Se internaron finalmente en los circuitos más altos de la Ciudad, y a la luz de la mañana siguieron camino hacia las Casas de Curación que eran residencias hermosas y apacibles, destinadas al cuidado de los enfermos graves, aunque ahora acogían también a los heridos en la batalla y a los moribundos. Se alzaban no lejos de la puerta de la Ciudadela, en el círculo sexto, cerca del muro del sur, y estaban rodeadas de jardines y de un prado arbolado, el único lugar de esa naturaleza en toda la Ciudad. Allí moraban las pocas mujeres a quienes porque eran hábiles en las artes de curar o de ayudar a los curadores, se les había permitido quedarse en Minas Tirith.
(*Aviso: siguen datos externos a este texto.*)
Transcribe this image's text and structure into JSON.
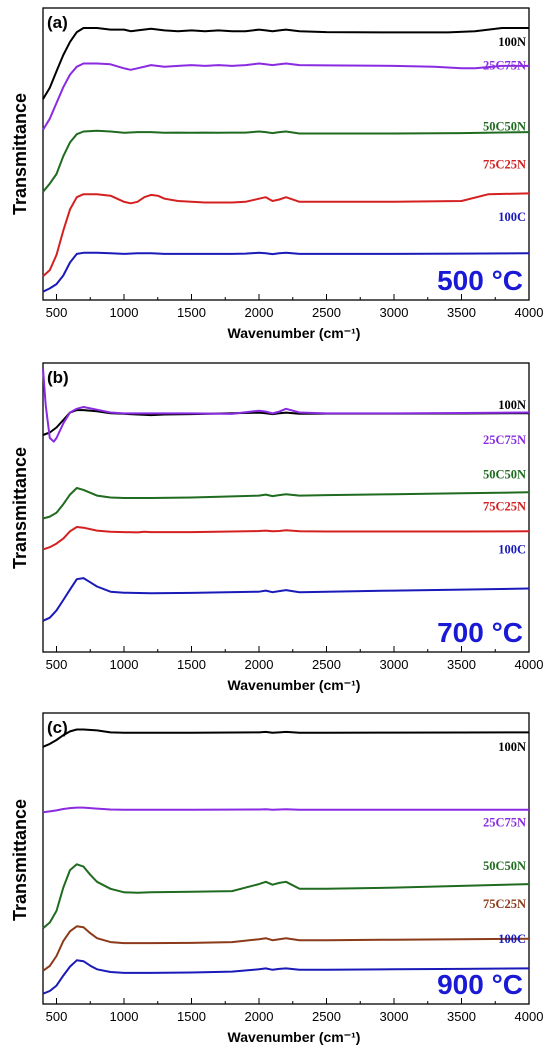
{
  "chart_data": [
    {
      "type": "line",
      "panel_label": "(a)",
      "annotation": "500 °C",
      "xlabel": "Wavenumber (cm⁻¹)",
      "ylabel": "Transmittance",
      "xlim": [
        400,
        4000
      ],
      "x_ticks": [
        500,
        1000,
        1500,
        2000,
        2500,
        3000,
        3500,
        4000
      ],
      "series": [
        {
          "name": "100N",
          "color": "#000000",
          "x": [
            400,
            450,
            500,
            550,
            600,
            650,
            700,
            800,
            900,
            1000,
            1050,
            1100,
            1200,
            1300,
            1400,
            1500,
            1600,
            1700,
            1800,
            1900,
            2000,
            2050,
            2100,
            2150,
            2200,
            2300,
            2500,
            3000,
            3400,
            3600,
            3800,
            4000
          ],
          "y": [
            0.55,
            0.62,
            0.72,
            0.82,
            0.9,
            0.96,
            0.985,
            0.985,
            0.975,
            0.975,
            0.965,
            0.97,
            0.98,
            0.97,
            0.965,
            0.97,
            0.965,
            0.97,
            0.965,
            0.965,
            0.975,
            0.97,
            0.965,
            0.97,
            0.975,
            0.965,
            0.96,
            0.958,
            0.958,
            0.965,
            0.985,
            0.985
          ]
        },
        {
          "name": "25C75N",
          "color": "#8a2be2",
          "x": [
            400,
            450,
            500,
            550,
            600,
            650,
            700,
            800,
            900,
            1000,
            1050,
            1100,
            1200,
            1300,
            1400,
            1500,
            1600,
            1700,
            1800,
            1900,
            2000,
            2050,
            2100,
            2150,
            2200,
            2300,
            2500,
            3000,
            3300,
            3500,
            3600,
            3800,
            4000
          ],
          "y": [
            0.45,
            0.52,
            0.62,
            0.72,
            0.8,
            0.85,
            0.87,
            0.87,
            0.865,
            0.84,
            0.83,
            0.84,
            0.86,
            0.85,
            0.855,
            0.86,
            0.855,
            0.86,
            0.855,
            0.86,
            0.87,
            0.865,
            0.86,
            0.865,
            0.87,
            0.86,
            0.858,
            0.855,
            0.85,
            0.84,
            0.84,
            0.855,
            0.855
          ]
        },
        {
          "name": "50C50N",
          "color": "#1f6b1f",
          "x": [
            400,
            450,
            500,
            550,
            600,
            650,
            700,
            800,
            900,
            1000,
            1100,
            1200,
            1300,
            1400,
            1500,
            1600,
            1700,
            1800,
            1900,
            2000,
            2050,
            2100,
            2150,
            2200,
            2300,
            2500,
            3000,
            3500,
            4000
          ],
          "y": [
            0.32,
            0.38,
            0.45,
            0.58,
            0.68,
            0.74,
            0.76,
            0.765,
            0.76,
            0.75,
            0.755,
            0.755,
            0.75,
            0.752,
            0.75,
            0.752,
            0.75,
            0.752,
            0.752,
            0.76,
            0.755,
            0.748,
            0.755,
            0.76,
            0.745,
            0.745,
            0.745,
            0.748,
            0.755
          ]
        },
        {
          "name": "75C25N",
          "color": "#d42020",
          "x": [
            400,
            450,
            500,
            550,
            600,
            650,
            700,
            800,
            900,
            1000,
            1050,
            1100,
            1150,
            1200,
            1250,
            1300,
            1400,
            1500,
            1600,
            1700,
            1800,
            1900,
            2000,
            2050,
            2100,
            2150,
            2200,
            2300,
            2500,
            3000,
            3500,
            3700,
            4000
          ],
          "y": [
            0.08,
            0.12,
            0.22,
            0.38,
            0.52,
            0.6,
            0.62,
            0.62,
            0.61,
            0.57,
            0.56,
            0.57,
            0.6,
            0.615,
            0.61,
            0.59,
            0.575,
            0.57,
            0.565,
            0.565,
            0.565,
            0.57,
            0.59,
            0.6,
            0.575,
            0.585,
            0.6,
            0.57,
            0.57,
            0.57,
            0.575,
            0.62,
            0.625
          ]
        },
        {
          "name": "100C",
          "color": "#1a1ab8",
          "x": [
            400,
            450,
            500,
            550,
            600,
            650,
            700,
            800,
            900,
            1000,
            1100,
            1200,
            1300,
            1400,
            1500,
            1600,
            1700,
            1800,
            1900,
            2000,
            2050,
            2100,
            2150,
            2200,
            2300,
            2500,
            3000,
            3500,
            4000
          ],
          "y": [
            0.05,
            0.08,
            0.12,
            0.2,
            0.32,
            0.4,
            0.41,
            0.41,
            0.405,
            0.4,
            0.405,
            0.405,
            0.4,
            0.4,
            0.4,
            0.4,
            0.4,
            0.4,
            0.402,
            0.41,
            0.405,
            0.398,
            0.405,
            0.41,
            0.4,
            0.4,
            0.4,
            0.402,
            0.405
          ]
        }
      ]
    },
    {
      "type": "line",
      "panel_label": "(b)",
      "annotation": "700 °C",
      "xlabel": "Wavenumber (cm⁻¹)",
      "ylabel": "Transmittance",
      "xlim": [
        400,
        4000
      ],
      "x_ticks": [
        500,
        1000,
        1500,
        2000,
        2500,
        3000,
        3500,
        4000
      ],
      "series": [
        {
          "name": "100N",
          "color": "#000000",
          "x": [
            400,
            450,
            500,
            550,
            600,
            650,
            700,
            800,
            900,
            1000,
            1100,
            1200,
            1300,
            1500,
            2000,
            2050,
            2100,
            2150,
            2200,
            2300,
            2500,
            3000,
            3500,
            4000
          ],
          "y": [
            0.7,
            0.72,
            0.76,
            0.82,
            0.88,
            0.9,
            0.9,
            0.89,
            0.875,
            0.87,
            0.865,
            0.86,
            0.865,
            0.868,
            0.88,
            0.875,
            0.868,
            0.875,
            0.88,
            0.87,
            0.872,
            0.872,
            0.873,
            0.875
          ]
        },
        {
          "name": "25C75N",
          "color": "#8a2be2",
          "x": [
            400,
            420,
            450,
            480,
            500,
            550,
            600,
            650,
            700,
            800,
            900,
            1000,
            1500,
            1800,
            2000,
            2050,
            2100,
            2150,
            2200,
            2300,
            2500,
            3000,
            3500,
            4000
          ],
          "y": [
            1.0,
            0.8,
            0.62,
            0.6,
            0.62,
            0.7,
            0.76,
            0.78,
            0.79,
            0.775,
            0.76,
            0.755,
            0.755,
            0.752,
            0.77,
            0.765,
            0.755,
            0.765,
            0.78,
            0.76,
            0.755,
            0.755,
            0.757,
            0.76
          ]
        },
        {
          "name": "50C50N",
          "color": "#1f6b1f",
          "x": [
            400,
            450,
            500,
            550,
            600,
            650,
            700,
            800,
            900,
            1000,
            1200,
            1500,
            2000,
            2050,
            2100,
            2150,
            2200,
            2300,
            2500,
            3000,
            3500,
            4000
          ],
          "y": [
            0.4,
            0.42,
            0.46,
            0.55,
            0.65,
            0.72,
            0.7,
            0.64,
            0.62,
            0.615,
            0.615,
            0.62,
            0.64,
            0.65,
            0.635,
            0.645,
            0.655,
            0.64,
            0.645,
            0.655,
            0.665,
            0.675
          ]
        },
        {
          "name": "75C25N",
          "color": "#d42020",
          "x": [
            400,
            450,
            500,
            550,
            600,
            650,
            700,
            800,
            900,
            1000,
            1100,
            1150,
            1200,
            1500,
            2000,
            2050,
            2100,
            2150,
            2200,
            2300,
            2500,
            3000,
            3500,
            4000
          ],
          "y": [
            0.3,
            0.33,
            0.38,
            0.45,
            0.55,
            0.61,
            0.6,
            0.56,
            0.545,
            0.54,
            0.535,
            0.545,
            0.54,
            0.54,
            0.555,
            0.56,
            0.55,
            0.555,
            0.565,
            0.55,
            0.548,
            0.548,
            0.548,
            0.55
          ]
        },
        {
          "name": "100C",
          "color": "#1a1ab8",
          "x": [
            400,
            450,
            500,
            550,
            600,
            650,
            700,
            750,
            800,
            900,
            1000,
            1200,
            1500,
            2000,
            2050,
            2100,
            2150,
            2200,
            2300,
            2500,
            3000,
            3500,
            4000
          ],
          "y": [
            0.05,
            0.08,
            0.15,
            0.25,
            0.35,
            0.45,
            0.46,
            0.42,
            0.38,
            0.33,
            0.32,
            0.315,
            0.318,
            0.33,
            0.34,
            0.325,
            0.335,
            0.345,
            0.325,
            0.33,
            0.34,
            0.35,
            0.36
          ]
        }
      ]
    },
    {
      "type": "line",
      "panel_label": "(c)",
      "annotation": "900 °C",
      "xlabel": "Wavenumber (cm⁻¹)",
      "ylabel": "Transmittance",
      "xlim": [
        400,
        4000
      ],
      "x_ticks": [
        500,
        1000,
        1500,
        2000,
        2500,
        3000,
        3500,
        4000
      ],
      "series": [
        {
          "name": "100N",
          "color": "#000000",
          "x": [
            400,
            450,
            500,
            550,
            600,
            650,
            700,
            800,
            900,
            1000,
            1200,
            1500,
            2000,
            2050,
            2100,
            2150,
            2200,
            2300,
            2500,
            3000,
            3500,
            4000
          ],
          "y": [
            0.8,
            0.83,
            0.87,
            0.92,
            0.96,
            0.98,
            0.98,
            0.97,
            0.95,
            0.945,
            0.945,
            0.945,
            0.95,
            0.955,
            0.945,
            0.95,
            0.955,
            0.945,
            0.945,
            0.947,
            0.948,
            0.95
          ]
        },
        {
          "name": "25C75N",
          "color": "#8a2be2",
          "x": [
            400,
            450,
            500,
            550,
            600,
            650,
            700,
            800,
            900,
            1000,
            1200,
            1500,
            2000,
            2050,
            2100,
            2150,
            2200,
            2300,
            2500,
            3000,
            3500,
            4000
          ],
          "y": [
            0.68,
            0.7,
            0.72,
            0.75,
            0.77,
            0.78,
            0.78,
            0.76,
            0.74,
            0.735,
            0.735,
            0.735,
            0.74,
            0.745,
            0.735,
            0.74,
            0.745,
            0.735,
            0.735,
            0.735,
            0.735,
            0.735
          ]
        },
        {
          "name": "50C50N",
          "color": "#1f6b1f",
          "x": [
            400,
            450,
            500,
            550,
            600,
            650,
            700,
            750,
            800,
            900,
            1000,
            1100,
            1200,
            1500,
            1800,
            2000,
            2050,
            2100,
            2150,
            2200,
            2250,
            2300,
            2500,
            3000,
            3500,
            4000
          ],
          "y": [
            0.2,
            0.25,
            0.35,
            0.55,
            0.7,
            0.75,
            0.73,
            0.66,
            0.6,
            0.54,
            0.51,
            0.505,
            0.51,
            0.515,
            0.52,
            0.58,
            0.6,
            0.575,
            0.59,
            0.6,
            0.57,
            0.54,
            0.54,
            0.55,
            0.565,
            0.58
          ]
        },
        {
          "name": "75C25N",
          "color": "#8b3a1a",
          "x": [
            400,
            450,
            500,
            550,
            600,
            650,
            700,
            750,
            800,
            900,
            1000,
            1200,
            1500,
            1800,
            2000,
            2050,
            2100,
            2150,
            2200,
            2300,
            2500,
            3000,
            3500,
            4000
          ],
          "y": [
            0.1,
            0.15,
            0.25,
            0.4,
            0.5,
            0.55,
            0.54,
            0.48,
            0.43,
            0.39,
            0.38,
            0.38,
            0.382,
            0.39,
            0.42,
            0.43,
            0.41,
            0.42,
            0.43,
            0.41,
            0.41,
            0.415,
            0.42,
            0.425
          ]
        },
        {
          "name": "100C",
          "color": "#1a1ab8",
          "x": [
            400,
            450,
            500,
            550,
            600,
            650,
            700,
            750,
            800,
            900,
            1000,
            1200,
            1500,
            1800,
            2000,
            2050,
            2100,
            2150,
            2200,
            2300,
            2500,
            3000,
            3500,
            4000
          ],
          "y": [
            0.05,
            0.08,
            0.14,
            0.25,
            0.35,
            0.42,
            0.41,
            0.36,
            0.32,
            0.29,
            0.28,
            0.28,
            0.285,
            0.295,
            0.32,
            0.33,
            0.315,
            0.325,
            0.33,
            0.315,
            0.315,
            0.32,
            0.325,
            0.33
          ]
        }
      ]
    }
  ]
}
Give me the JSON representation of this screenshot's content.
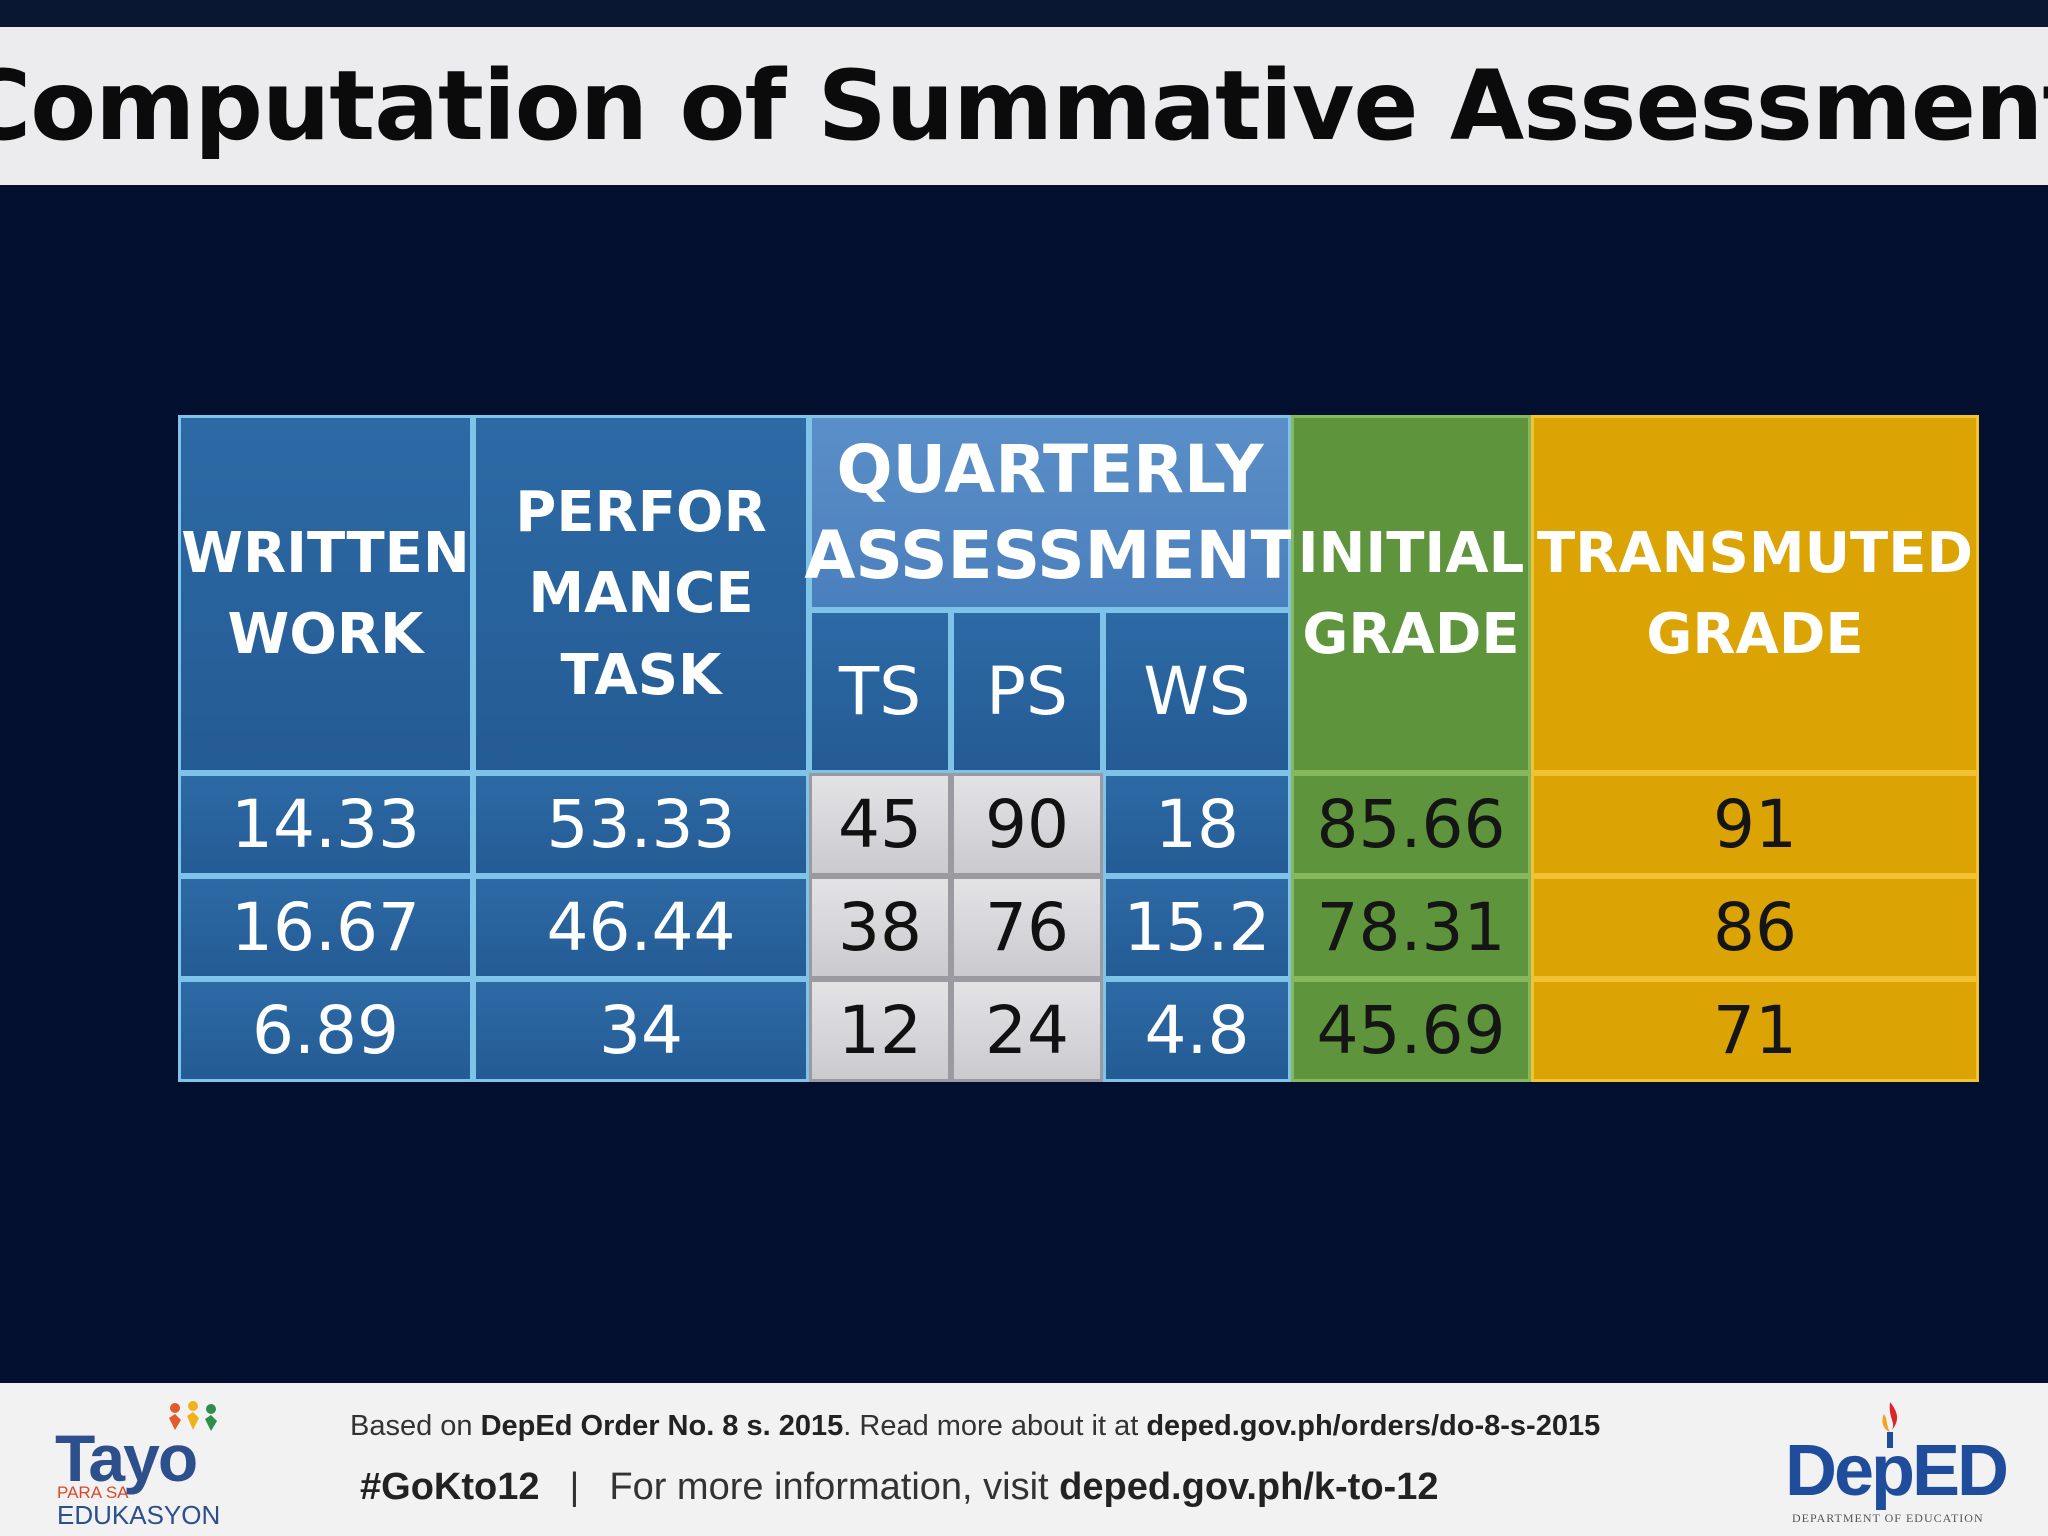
{
  "title": "Computation of Summative Assessment",
  "table": {
    "headers": {
      "written_work": [
        "WRITTEN",
        "WORK"
      ],
      "performance_task": [
        "PERFOR",
        "MANCE",
        "TASK"
      ],
      "quarterly_assessment": [
        "QUARTERLY",
        "ASSESSMENT"
      ],
      "qa_sub": [
        "TS",
        "PS",
        "WS"
      ],
      "initial_grade": [
        "INITIAL",
        "GRADE"
      ],
      "transmuted_grade": [
        "TRANSMUTED",
        "GRADE"
      ]
    },
    "rows": [
      [
        "14.33",
        "53.33",
        "45",
        "90",
        "18",
        "85.66",
        "91"
      ],
      [
        "16.67",
        "46.44",
        "38",
        "76",
        "15.2",
        "78.31",
        "86"
      ],
      [
        "6.89",
        "34",
        "12",
        "24",
        "4.8",
        "45.69",
        "71"
      ]
    ]
  },
  "footer": {
    "line1_prefix": "Based on ",
    "line1_order": "DepEd Order No. 8 s. 2015",
    "line1_mid": ". Read more about it at ",
    "line1_url": "deped.gov.ph/orders/do-8-s-2015",
    "hashtag": "#GoKto12",
    "separator": "|",
    "line2_text": "For more information, visit ",
    "line2_url": "deped.gov.ph/k-to-12",
    "logo_left": {
      "word": "Tayo",
      "sub1": "PARA SA",
      "sub2": "EDUKASYON"
    },
    "logo_right": {
      "word": "DepED",
      "sub": "DEPARTMENT OF EDUCATION"
    }
  },
  "colors": {
    "background": "#020f2e",
    "header_blue": "#245b94",
    "quarterly_blue": "#4a7fbd",
    "initial_green": "#5e943b",
    "transmuted_gold": "#dba404",
    "score_gray": "#d6d6d9"
  }
}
Y en el momento en que Gandalf y sus compañeros llegaban con el féretro a la puerta principal de las Casas, un grito estremecedor se elevó desde el campo delante de la Puerta, y hendiendo el cielo con una nota aguda y penetrante, se desvaneció en el viento. Fue un grito tan terrible que por un instante todos quedaron inmóviles; pero en cuanto hubo pasado sintieron de pronto que la esperanza les reanimaba los corazones, una esperanza que no conocían desde que llegara del Este la oscuridad; y tuvieron la impresión de que la luz era más clara, y que por detrás de las nubes asomaba el sol.